Romance had not been his intention. ‘I used to say the sight of bluebells in this woodland could make me turn to writing poetry – and I’m no poet.’

‘Oh, I don’t know. I seem to recall you were always a sentimental sort.’

He pondered this as he looked around for a suitable spot to throw down the car rug. ‘I really don’t want to crush them,’ he thought aloud.

‘The flowers stretched for a hundred miles, I was sure,’ she said and he nodded in amusement as he unfurled the rug. ‘I seem to recall you telling me that fairies lived in the bluebell cups and I believed you.’

He offered her a hand and helped her to sit down. Pen kicked off her flat shoes and removed her small straw hat with its matching butter-yellow satin ribbon and sat back effortlessly on her knees, unheeding of her fine dress. She raised her chin to where a shaft of sunlight bathed her in a radiant glow of gold. Her hair shone and tiny insects showed up in that light as though paying homage to an angel in their midst. It was warm and the only sounds were the blackbirds and thrushes, singing their hearts out. Again this simple sound, which could probably be heard in most English gardens, was deeply comforting. The war was behind him. His new life beckoned.

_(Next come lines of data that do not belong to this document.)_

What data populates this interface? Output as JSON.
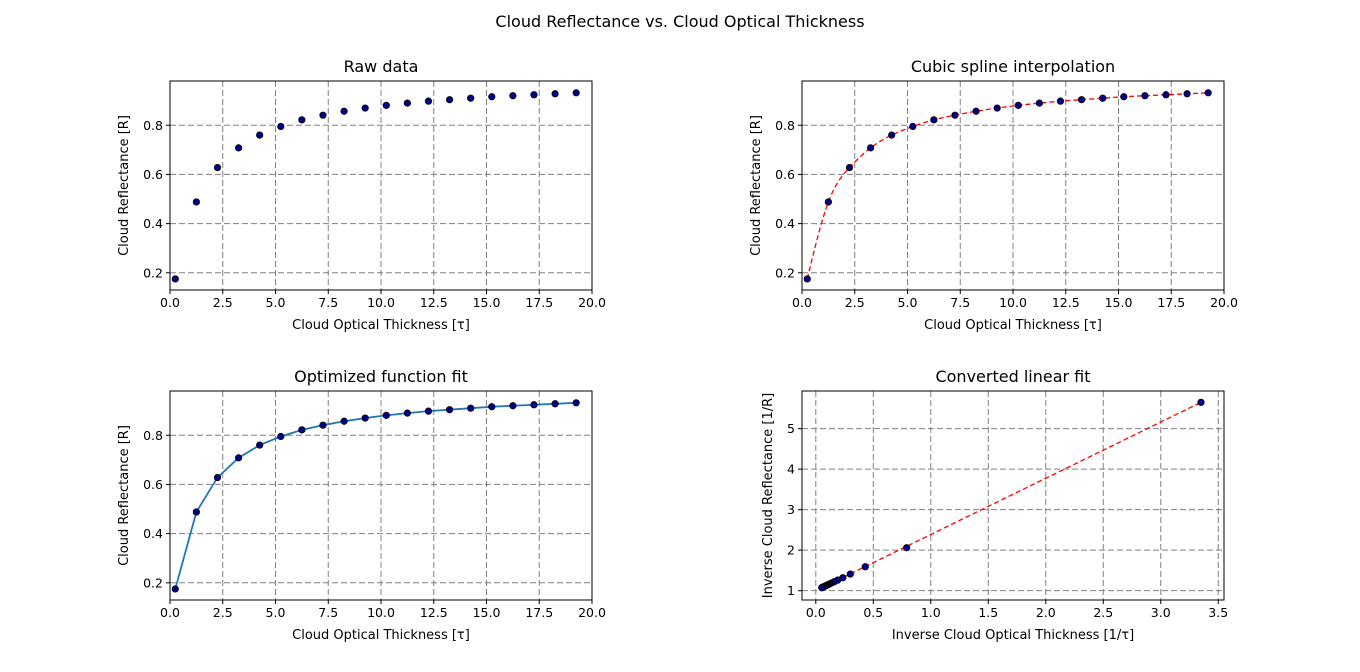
{
  "figure": {
    "suptitle": "Cloud Reflectance vs. Cloud Optical Thickness"
  },
  "colors": {
    "marker_fill": "#00008b",
    "marker_edge": "#000000",
    "spline": "#ff0000",
    "fit_line": "#1f77b4",
    "grid": "#808080"
  },
  "chart_data": [
    {
      "id": "raw",
      "type": "scatter",
      "title": "Raw data",
      "xlabel": "Cloud Optical Thickness [τ]",
      "ylabel": "Cloud Reflectance [R]",
      "xlim": [
        0,
        20
      ],
      "ylim": [
        0.13,
        0.98
      ],
      "xticks": [
        0,
        2.5,
        5,
        7.5,
        10,
        12.5,
        15,
        17.5,
        20
      ],
      "xtick_labels": [
        "0.0",
        "2.5",
        "5.0",
        "7.5",
        "10.0",
        "12.5",
        "15.0",
        "17.5",
        "20.0"
      ],
      "yticks": [
        0.2,
        0.4,
        0.6,
        0.8
      ],
      "ytick_labels": [
        "0.2",
        "0.4",
        "0.6",
        "0.8"
      ],
      "grid": true,
      "series": [
        {
          "x": [
            0.25,
            1.25,
            2.25,
            3.25,
            4.25,
            5.25,
            6.25,
            7.25,
            8.25,
            9.25,
            10.25,
            11.25,
            12.25,
            13.25,
            14.25,
            15.25,
            16.25,
            17.25,
            18.25,
            19.25
          ],
          "y": [
            0.175,
            0.488,
            0.628,
            0.708,
            0.76,
            0.795,
            0.822,
            0.841,
            0.857,
            0.87,
            0.881,
            0.89,
            0.898,
            0.904,
            0.91,
            0.916,
            0.92,
            0.924,
            0.928,
            0.932
          ],
          "style": "markers"
        }
      ]
    },
    {
      "id": "spline",
      "type": "line",
      "title": "Cubic spline interpolation",
      "xlabel": "Cloud Optical Thickness [τ]",
      "ylabel": "Cloud Reflectance [R]",
      "xlim": [
        0,
        20
      ],
      "ylim": [
        0.13,
        0.98
      ],
      "xticks": [
        0,
        2.5,
        5,
        7.5,
        10,
        12.5,
        15,
        17.5,
        20
      ],
      "xtick_labels": [
        "0.0",
        "2.5",
        "5.0",
        "7.5",
        "10.0",
        "12.5",
        "15.0",
        "17.5",
        "20.0"
      ],
      "yticks": [
        0.2,
        0.4,
        0.6,
        0.8
      ],
      "ytick_labels": [
        "0.2",
        "0.4",
        "0.6",
        "0.8"
      ],
      "grid": true,
      "series": [
        {
          "x": [
            0.25,
            1.25,
            2.25,
            3.25,
            4.25,
            5.25,
            6.25,
            7.25,
            8.25,
            9.25,
            10.25,
            11.25,
            12.25,
            13.25,
            14.25,
            15.25,
            16.25,
            17.25,
            18.25,
            19.25
          ],
          "y": [
            0.175,
            0.488,
            0.628,
            0.708,
            0.76,
            0.795,
            0.822,
            0.841,
            0.857,
            0.87,
            0.881,
            0.89,
            0.898,
            0.904,
            0.91,
            0.916,
            0.92,
            0.924,
            0.928,
            0.932
          ],
          "style": "markers+dashed-curve"
        }
      ]
    },
    {
      "id": "optfit",
      "type": "line",
      "title": "Optimized function fit",
      "xlabel": "Cloud Optical Thickness [τ]",
      "ylabel": "Cloud Reflectance [R]",
      "xlim": [
        0,
        20
      ],
      "ylim": [
        0.13,
        0.98
      ],
      "xticks": [
        0,
        2.5,
        5,
        7.5,
        10,
        12.5,
        15,
        17.5,
        20
      ],
      "xtick_labels": [
        "0.0",
        "2.5",
        "5.0",
        "7.5",
        "10.0",
        "12.5",
        "15.0",
        "17.5",
        "20.0"
      ],
      "yticks": [
        0.2,
        0.4,
        0.6,
        0.8
      ],
      "ytick_labels": [
        "0.2",
        "0.4",
        "0.6",
        "0.8"
      ],
      "grid": true,
      "series": [
        {
          "x": [
            0.25,
            1.25,
            2.25,
            3.25,
            4.25,
            5.25,
            6.25,
            7.25,
            8.25,
            9.25,
            10.25,
            11.25,
            12.25,
            13.25,
            14.25,
            15.25,
            16.25,
            17.25,
            18.25,
            19.25
          ],
          "y": [
            0.175,
            0.488,
            0.628,
            0.708,
            0.76,
            0.795,
            0.822,
            0.841,
            0.857,
            0.87,
            0.881,
            0.89,
            0.898,
            0.904,
            0.91,
            0.916,
            0.92,
            0.924,
            0.928,
            0.932
          ],
          "style": "markers+solid-line"
        }
      ]
    },
    {
      "id": "linear",
      "type": "line",
      "title": "Converted linear fit",
      "xlabel": "Inverse Cloud Optical Thickness [1/τ]",
      "ylabel": "Inverse Cloud Reflectance [1/R]",
      "xlim": [
        -0.12,
        3.55
      ],
      "ylim": [
        0.77,
        5.93
      ],
      "xticks": [
        0,
        0.5,
        1,
        1.5,
        2,
        2.5,
        3,
        3.5
      ],
      "xtick_labels": [
        "0.0",
        "0.5",
        "1.0",
        "1.5",
        "2.0",
        "2.5",
        "3.0",
        "3.5"
      ],
      "yticks": [
        1,
        2,
        3,
        4,
        5
      ],
      "ytick_labels": [
        "1",
        "2",
        "3",
        "4",
        "5"
      ],
      "grid": true,
      "series": [
        {
          "x": [
            3.35,
            0.79,
            0.43,
            0.3,
            0.235,
            0.19,
            0.16,
            0.138,
            0.121,
            0.108,
            0.098,
            0.089,
            0.082,
            0.075,
            0.07,
            0.066,
            0.062,
            0.058,
            0.055,
            0.052
          ],
          "y": [
            5.65,
            2.06,
            1.59,
            1.41,
            1.32,
            1.26,
            1.22,
            1.19,
            1.17,
            1.15,
            1.135,
            1.124,
            1.114,
            1.106,
            1.099,
            1.092,
            1.087,
            1.082,
            1.078,
            1.073
          ],
          "style": "markers"
        },
        {
          "x": [
            0.052,
            3.35
          ],
          "y": [
            1.07,
            5.65
          ],
          "style": "dashed-line"
        }
      ]
    }
  ]
}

‘Even your freckles have gone,’ he remarked.

She threw her driving gloves, which she hadn't needed, at him. ‘Thank goodness. I hated my freckles. You always teased me about them; you said they’d grow bigger as I did.’

Alex laughed. ‘You remember a lot about me, don’t you?’

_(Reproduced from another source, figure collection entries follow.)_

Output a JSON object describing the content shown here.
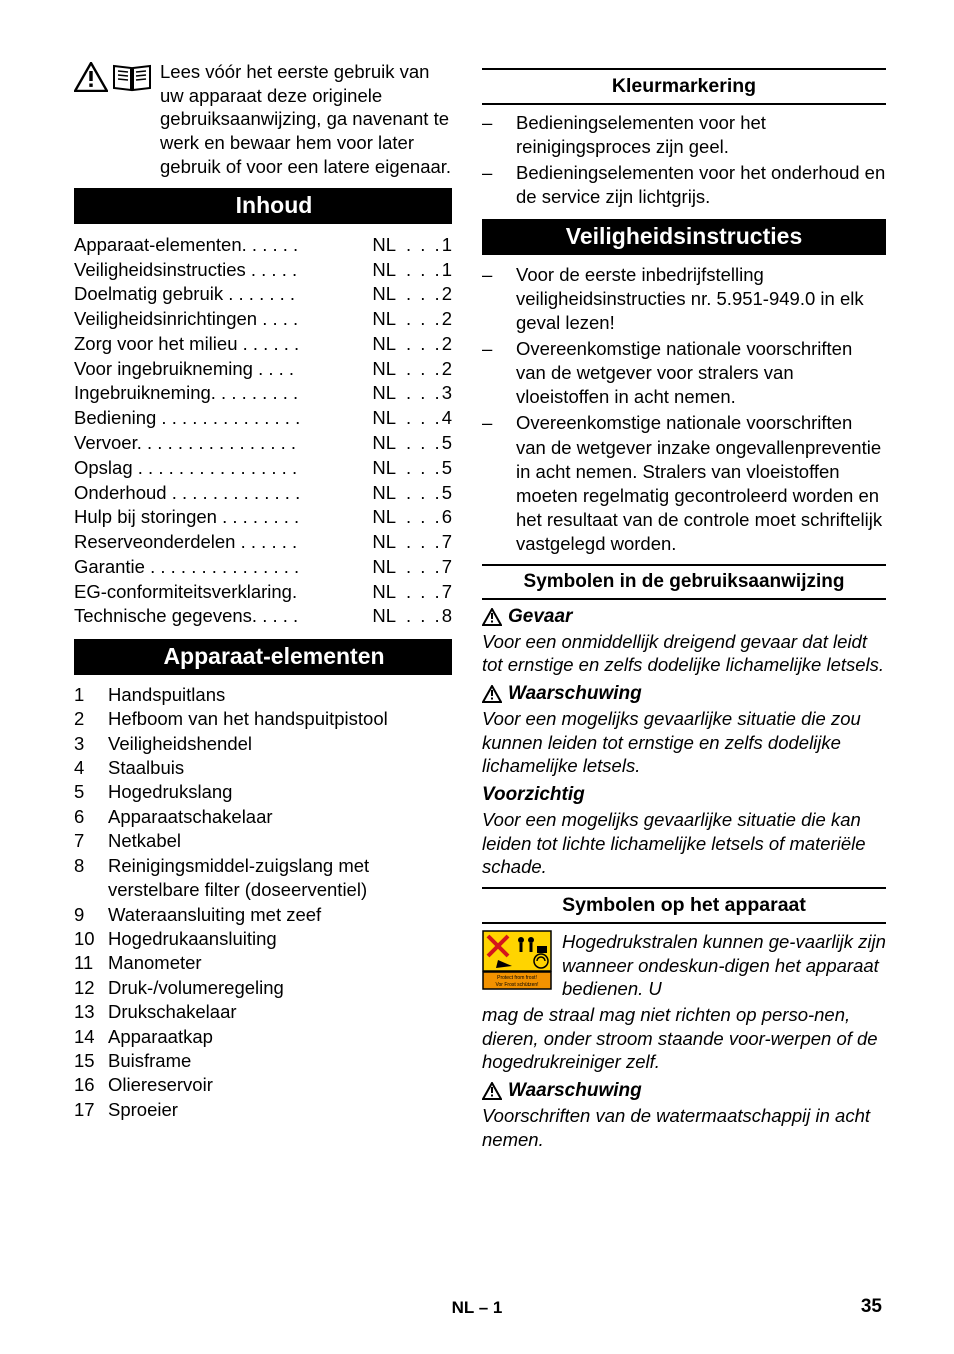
{
  "intro": {
    "text": "Lees vóór het eerste gebruik van uw apparaat deze originele gebruiksaanwijzing, ga navenant te werk en bewaar hem voor later gebruik of voor een latere eigenaar."
  },
  "headings": {
    "inhoud": "Inhoud",
    "apparaat_elementen": "Apparaat-elementen",
    "kleurmarkering": "Kleurmarkering",
    "veiligheidsinstructies": "Veiligheidsinstructies",
    "symbolen_gebruik": "Symbolen in de gebruiksaanwijzing",
    "symbolen_apparaat": "Symbolen op het apparaat"
  },
  "toc": [
    {
      "label": "Apparaat-elementen. . . . . .",
      "lang": "NL",
      "page": "1"
    },
    {
      "label": "Veiligheidsinstructies  . . . . .",
      "lang": "NL",
      "page": "1"
    },
    {
      "label": "Doelmatig gebruik  . . . . . . .",
      "lang": "NL",
      "page": "2"
    },
    {
      "label": "Veiligheidsinrichtingen . . . .",
      "lang": "NL",
      "page": "2"
    },
    {
      "label": "Zorg voor het milieu . . . . . .",
      "lang": "NL",
      "page": "2"
    },
    {
      "label": "Voor ingebruikneming  . . . .",
      "lang": "NL",
      "page": "2"
    },
    {
      "label": "Ingebruikneming. . . . . . . . .",
      "lang": "NL",
      "page": "3"
    },
    {
      "label": "Bediening . . . . . . . . . . . . . .",
      "lang": "NL",
      "page": "4"
    },
    {
      "label": "Vervoer. . . . . . . . . . . . . . . .",
      "lang": "NL",
      "page": "5"
    },
    {
      "label": "Opslag . . . . . . . . . . . . . . . .",
      "lang": "NL",
      "page": "5"
    },
    {
      "label": "Onderhoud . . . . . . . . . . . . .",
      "lang": "NL",
      "page": "5"
    },
    {
      "label": "Hulp bij storingen . . . . . . . .",
      "lang": "NL",
      "page": "6"
    },
    {
      "label": "Reserveonderdelen  . . . . . .",
      "lang": "NL",
      "page": "7"
    },
    {
      "label": "Garantie . . . . . . . . . . . . . . .",
      "lang": "NL",
      "page": "7"
    },
    {
      "label": "EG-conformiteitsverklaring.",
      "lang": "NL",
      "page": "7"
    },
    {
      "label": "Technische gegevens. . . . .",
      "lang": "NL",
      "page": "8"
    }
  ],
  "elements": [
    "Handspuitlans",
    "Hefboom van het handspuitpistool",
    "Veiligheidshendel",
    "Staalbuis",
    "Hogedrukslang",
    "Apparaatschakelaar",
    "Netkabel",
    "Reinigingsmiddel-zuigslang met verstelbare filter (doseerventiel)",
    "Wateraansluiting met zeef",
    "Hogedrukaansluiting",
    "Manometer",
    "Druk-/volumeregeling",
    "Drukschakelaar",
    "Apparaatkap",
    "Buisframe",
    "Oliereservoir",
    "Sproeier"
  ],
  "kleurmarkering_items": [
    "Bedieningselementen voor het reinigingsproces zijn geel.",
    "Bedieningselementen voor het onderhoud en de service zijn lichtgrijs."
  ],
  "veiligheid_items": [
    "Voor de eerste inbedrijfstelling veiligheidsinstructies nr. 5.951-949.0 in elk geval lezen!",
    "Overeenkomstige nationale voorschriften van de wetgever voor stralers van vloeistoffen in acht nemen.",
    "Overeenkomstige nationale voorschriften van de wetgever inzake ongevallenpreventie in acht nemen. Stralers van vloeistoffen moeten regelmatig gecontroleerd worden en het resultaat van de controle moet schriftelijk vastgelegd worden."
  ],
  "symbols": {
    "gevaar_label": "Gevaar",
    "gevaar_text": "Voor een onmiddellijk dreigend gevaar dat leidt tot ernstige en zelfs dodelijke lichamelijke letsels.",
    "waarschuwing_label": "Waarschuwing",
    "waarschuwing_text": "Voor een mogelijks gevaarlijke situatie die zou kunnen leiden tot ernstige en zelfs dodelijke lichamelijke letsels.",
    "voorzichtig_label": "Voorzichtig",
    "voorzichtig_text": "Voor een mogelijks gevaarlijke situatie die kan leiden tot lichte lichamelijke letsels of materiële schade."
  },
  "apparaat_symbol": {
    "text1": "Hogedrukstralen kunnen ge-vaarlijk zijn wanneer ondeskun-digen het apparaat bedienen. U",
    "text2": "mag de straal mag niet richten op perso-nen, dieren, onder stroom staande voor-werpen of de hogedrukreiniger zelf.",
    "waarschuwing2_text": "Voorschriften van de watermaatschappij in acht nemen."
  },
  "footer": {
    "center": "NL – 1",
    "page": "35"
  },
  "colors": {
    "black": "#000000",
    "white": "#ffffff",
    "yellow": "#ffd400",
    "red": "#d4151b",
    "orange": "#f39200",
    "blue": "#1e5aa8"
  }
}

Her gaze suddenly intensified, as though shaping itself into an arrow and spearing him. ‘I forget nothing about you, Lex.’

He heard the passion in her voice, refused to acknowledge it and instead changed the subject. ‘So what have we got in here?’ he said, pulling her basket closer.

‘Chicken and walnut sandwiches; some madeira cake. I’ve got some cherries too that I picked from our orchard . . . and this!’ Pen said, pulling out a bottle of champagne.

‘Good grief! What’s the occasion?’

She shrugged. ‘You are! I’ve wanted to celebrate your return since that morning you turned up at breakfast.’

‘Really? But that was ages ago, and you barely spoke to me.’

‘I was in shock,’ she said. ‘Plus . . . you were surrounded by family. I thought it best to let your nearest and dearest have you to themselves.’

He frowned. ‘You didn’t stay for the reading either, did you?’

She shook her head.

‘Why? Father included you in his will. I’m glad you got that painting. Penny Farthing, he used to call you. You really were so tiny.’

‘No, you lot were just hideously tall. Even Charlotte walks on stilts. I was terribly fond of your father, Lex. I do love that painting and I shall always think of Uncle Thomas whenever I look at it.’